Even a nonbreeding group can have an impact as an educational tool. If people nearly fall out of their cars looking at your Pineywoods cows or watching the antics of your Arapawa goats, take things a step further and look into doing farm tours. Zoos and living history farms may not be able to contribute much to the breeding population, but they have a significant impact on educating people about the issues rare breeds face in today’s world.
If you have no experience raising the species you have chosen for your new farm venture, what’s next? Consider getting a “starter breed” just to gain some experience. If your goal is to raise American Chinchilla rabbits, but you’ve never raised rabbits before and the closest American Chinchilla breeder is five states away, consider starting with some locally available rabbits. This will allow you to ensure your setup works before investing time and money in sourcing hard-to-come-by genetics, and it will get you a little further along on the inevitable learning curve.
Rare breeds don’t fit the popular market. That’s one of the reasons they have become rare, because they don’t fit the mass market industrial niche. Thank goodness.
The world will not beat a path to your door in order to purchase your rare breed products, whether meat, fiber or dairy. You will need to put some effort into developing a good marketing plan — and you’ll have to keep plugging away at it regularly. According to Beranger, “Probably 99 percent of the rare breed enterprises that fail do so because they failed to market sufficiently or well enough.”
Rare breed products are different, and a lot of public education has to go into getting people to appreciate the difference.
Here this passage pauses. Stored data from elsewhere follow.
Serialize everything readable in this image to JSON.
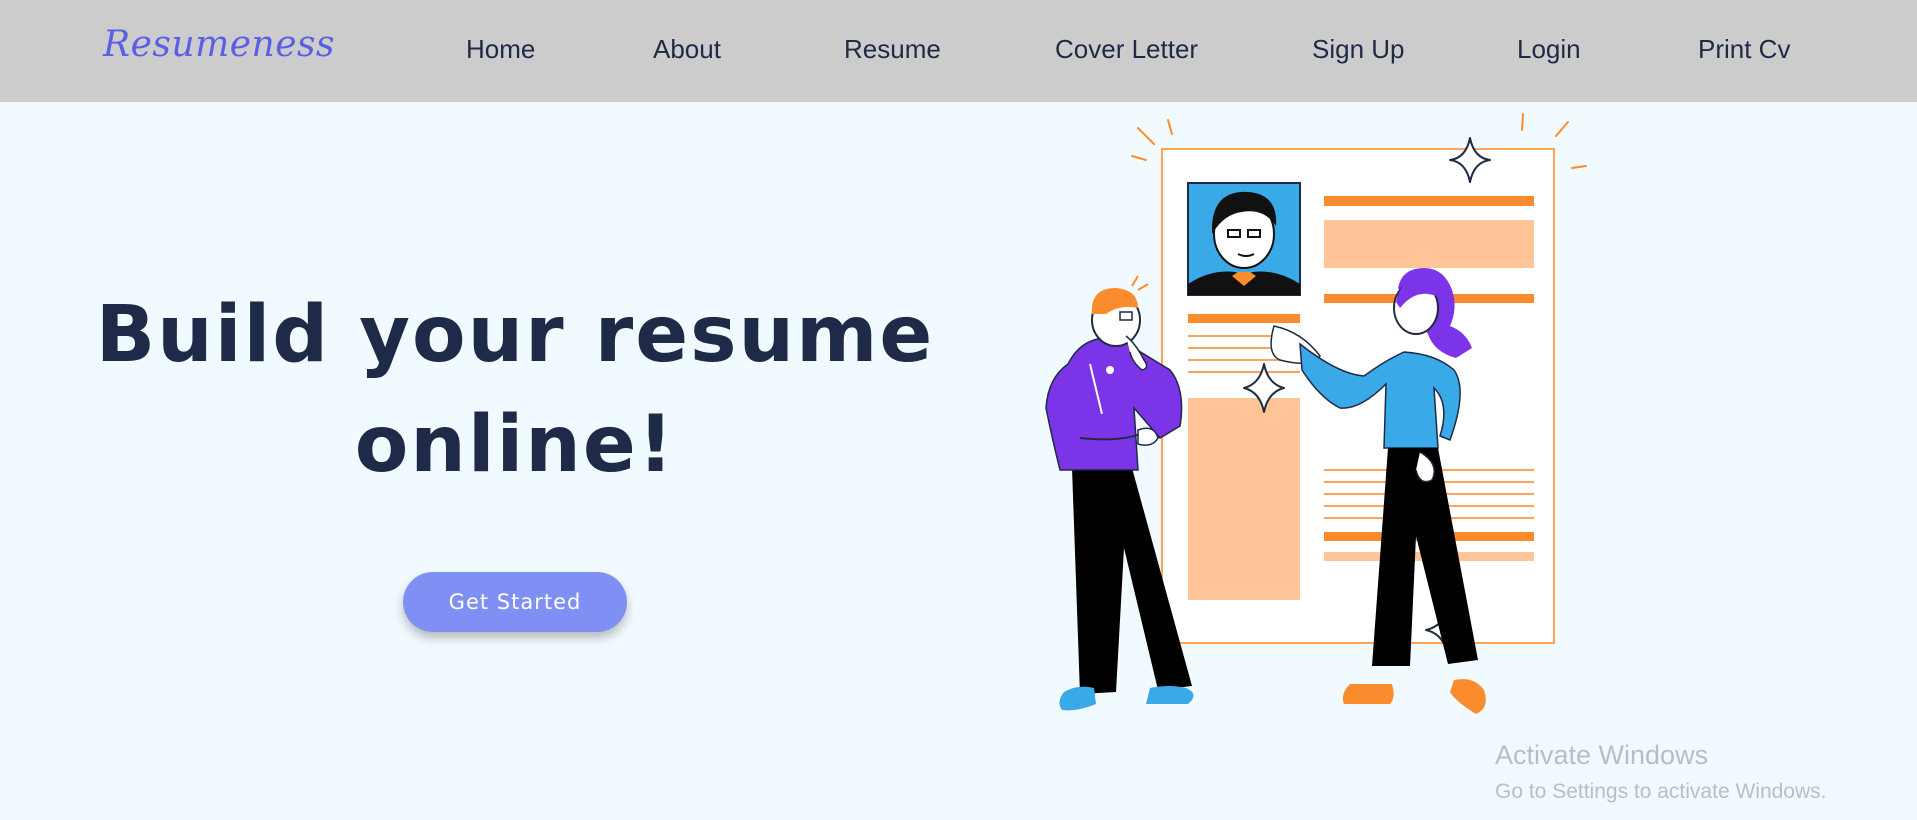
{
  "brand": {
    "name": "Resumeness"
  },
  "nav": {
    "items": [
      {
        "label": "Home"
      },
      {
        "label": "About"
      },
      {
        "label": "Resume"
      },
      {
        "label": "Cover Letter"
      },
      {
        "label": "Sign Up"
      },
      {
        "label": "Login"
      },
      {
        "label": "Print Cv"
      }
    ]
  },
  "hero": {
    "title_line1": "Build your resume",
    "title_line2": "online!",
    "cta_label": "Get Started"
  },
  "watermark": {
    "title": "Activate Windows",
    "subtitle": "Go to Settings to activate Windows."
  },
  "colors": {
    "navbar_bg": "#cccccc",
    "page_bg": "#f1fbff",
    "brand": "#5b5ee6",
    "heading": "#1e2a48",
    "cta": "#7f8ff3",
    "orange": "#fb8c2e",
    "peach": "#ffc598",
    "purple": "#7c34e8",
    "blue": "#3aa8ea"
  },
  "illustration": {
    "icon": "resume-people-illustration"
  }
}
Consumers have become accustomed to certain characteristics when buying grocery store beef. Folks used to a 16-ounce feedlot T-bone with washed-out color and half an inch of fat on it are going to look askance at an 8-ounce Pineywoods grassfed steak with little to no fat and a deep, iron-rich red color. The taste also is remarkably different, and some people will not be able to deal with the fact that the grassfed rare breed product tastes different or actually has flavor, period.
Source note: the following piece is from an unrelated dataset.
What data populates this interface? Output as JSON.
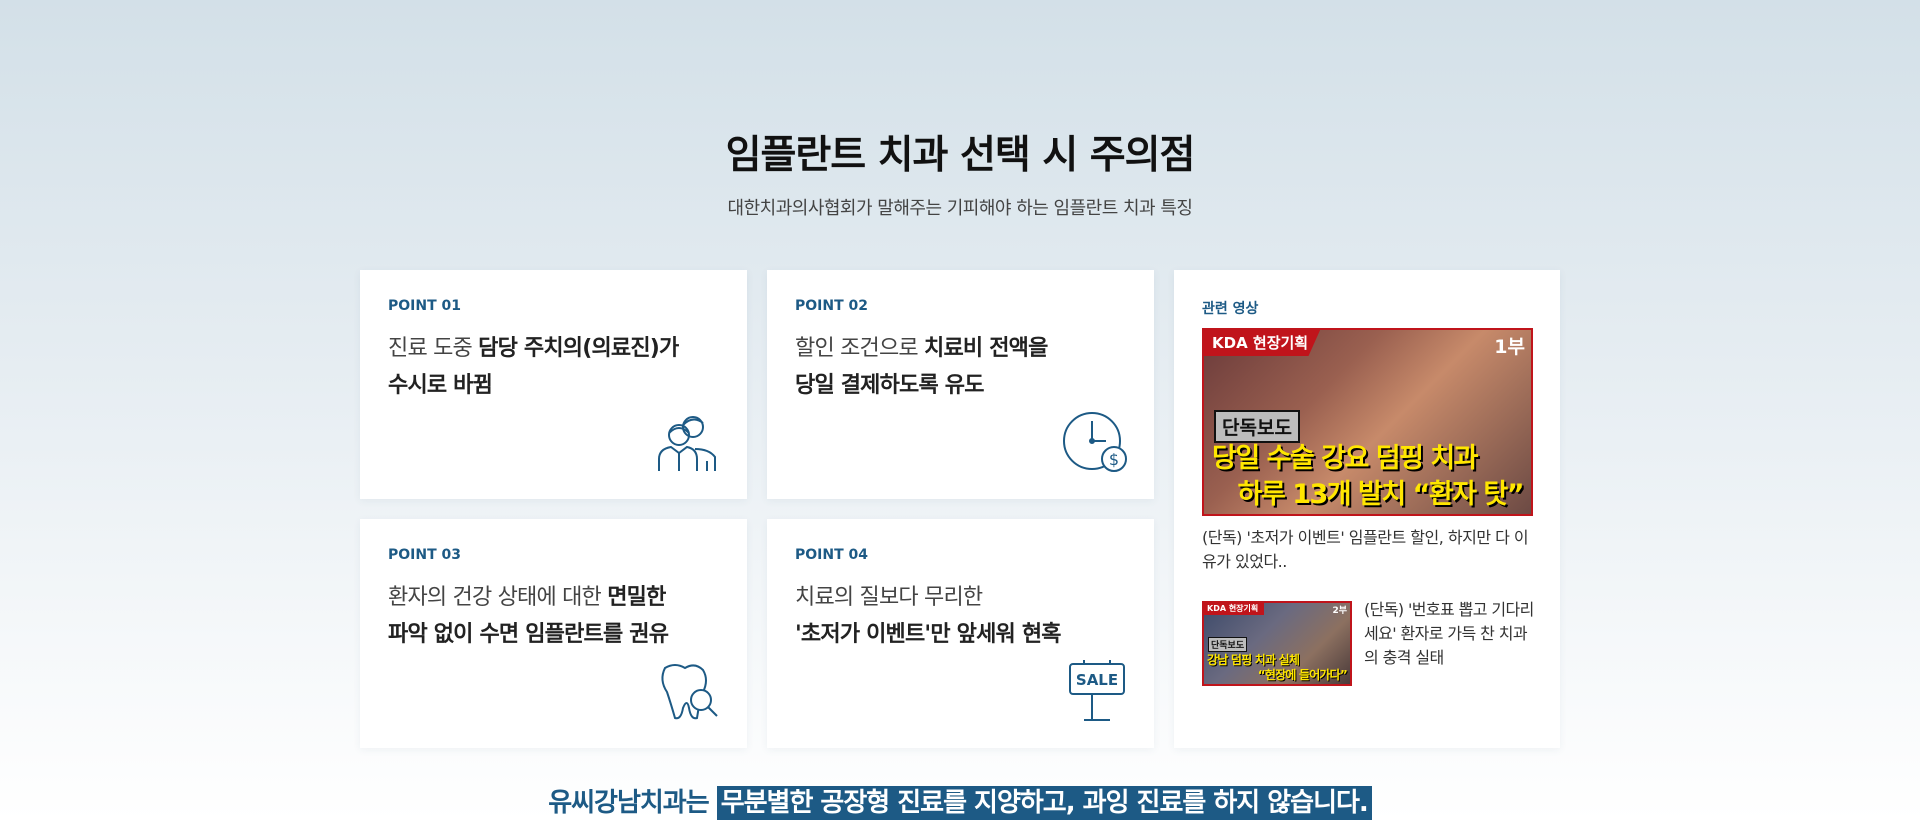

Educating people about the difference and what they are getting with the rare breed product will take some time, but once they appreciate the product, you will likely have a loyal customer for life.
Rare breeds also will take longer and can be more expensive overall to raise. You won’t get a rare breed lamb to a market weight of 150 pounds in five months. It can take a year or more for the animal to mature, and for the meat-to-bone ratio to make it worth processing the animal.
If you think you will get around these issues by simply selling breeding stock or pet animals, think again. Not every animal born will be breeding-stock quality. There is an old rule of thumb that says that only 10 percent of offspring will be of the quality necessary to make it as breeding stock. That is especially true of males, as they will have the opportunity to pass their genetic material on more than a female. As Beranger points out, “Not every animal can be a pet in the real world.”
It is entirely possible to create a demand for high-quality breeding stock of any species or breed, but a number of variables come into play with how many new breeders will ultimately be interested in your breeding stock. It can take years, if not decades, of selection and culling to develop a good linebred flock or herd.
If raising rare breeds were easy, then everyone would be doing it. The truth is, raising rare breeds can be challenging, and, in some instances, heartbreaking when things don’t work out the way you plan or hope. In the end, though, the reward for success makes every tough day, long night, or small paycheck worthwhile.
For me? I’ll have my breeds rare, please and thank you.
By day, Callene Rapp is a senior zookeeper; by night she manages The Rare Hare Barn with her husband, Eric. They specialize in Blanc de Hotot, American Chinchilla, American, Silver Fox and Crème d’Argent rabbits, and market them to local restaurants and consumers.